I went food shopping today but I got bad amounts. The first time I got a total of $109.21 with a checkout time of 2:26. After getting those amounts I knew that I should go out again later in the evening, but later I was getting “iffy” signals about doing that, however I didn’t want to leave it with the earlier negative amounts, so I said some prayers asking for at least neutral amounts if tonight was somehow not the right time for it to happen.
However, when I went out again I got really bad amounts.. $69.99 with a checkout time of 8:18! .. Wow that’s perhaps the worst amount yet.. I don’t understand why I would get an amount like that, I’m absolutely a Christian, I’m definitely not any sort of a Satan worshiper or whatever.
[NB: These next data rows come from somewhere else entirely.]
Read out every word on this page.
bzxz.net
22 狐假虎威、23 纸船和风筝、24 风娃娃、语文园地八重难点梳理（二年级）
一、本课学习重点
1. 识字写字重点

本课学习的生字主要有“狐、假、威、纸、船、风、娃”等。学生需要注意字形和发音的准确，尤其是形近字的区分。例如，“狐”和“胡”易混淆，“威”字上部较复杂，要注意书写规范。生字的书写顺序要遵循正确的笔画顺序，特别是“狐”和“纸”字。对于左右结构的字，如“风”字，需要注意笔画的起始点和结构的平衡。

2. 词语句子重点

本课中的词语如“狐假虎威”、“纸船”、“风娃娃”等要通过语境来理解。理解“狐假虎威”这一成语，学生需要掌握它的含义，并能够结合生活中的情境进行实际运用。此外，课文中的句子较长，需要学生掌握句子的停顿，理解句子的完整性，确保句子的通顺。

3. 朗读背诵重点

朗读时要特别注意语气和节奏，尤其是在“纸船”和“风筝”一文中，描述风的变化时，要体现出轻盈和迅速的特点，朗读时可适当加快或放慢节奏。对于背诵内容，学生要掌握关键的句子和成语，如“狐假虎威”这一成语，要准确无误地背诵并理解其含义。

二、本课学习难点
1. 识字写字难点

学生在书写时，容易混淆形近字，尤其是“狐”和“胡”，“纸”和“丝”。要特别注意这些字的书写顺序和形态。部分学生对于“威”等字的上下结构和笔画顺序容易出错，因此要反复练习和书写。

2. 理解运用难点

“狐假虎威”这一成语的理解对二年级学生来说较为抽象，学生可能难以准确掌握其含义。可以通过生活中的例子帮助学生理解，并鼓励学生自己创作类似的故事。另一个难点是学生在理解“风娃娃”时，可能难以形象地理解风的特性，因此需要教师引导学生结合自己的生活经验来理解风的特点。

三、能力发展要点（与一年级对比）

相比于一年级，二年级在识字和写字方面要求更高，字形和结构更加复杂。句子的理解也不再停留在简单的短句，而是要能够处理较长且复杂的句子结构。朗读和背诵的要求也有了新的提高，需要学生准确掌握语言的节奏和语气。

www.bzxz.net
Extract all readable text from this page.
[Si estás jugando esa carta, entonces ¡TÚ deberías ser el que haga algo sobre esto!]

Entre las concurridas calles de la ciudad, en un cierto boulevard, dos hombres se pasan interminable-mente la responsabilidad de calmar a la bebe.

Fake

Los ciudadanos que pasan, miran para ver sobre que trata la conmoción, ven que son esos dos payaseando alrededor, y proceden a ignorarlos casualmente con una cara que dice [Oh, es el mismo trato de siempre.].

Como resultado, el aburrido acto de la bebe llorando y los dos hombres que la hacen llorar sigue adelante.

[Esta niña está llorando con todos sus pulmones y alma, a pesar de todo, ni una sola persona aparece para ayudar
When I was checking out tonight, the cashier looked at the zucchini on the conveyor belt and said “What are these six things? Are they cucumbers?” And I noticed that there were six of them. Normally do I count such items and take seven of things, but they were rather small so I just grabbed a bunch of them. I t’s interesting that if I did take seven of them it likely would have pushed the total over $70.00! Would God really be that judgmental about my not taking seven of them though?— I doubt that actually, I’m entirely a Christian and I pray every day, and also I made a point to take seven of other things today, so perhaps it would have turned out to be an equally bad amount if I took seven of the zucchini because perhaps the amounts just needed to be that way today for whatever reason.
I don’t know what to think about what happened, although as bad as the amounts are I’m not distraught over it because I’m confident in my spirituality. I’m sure the amounts will be better very soon.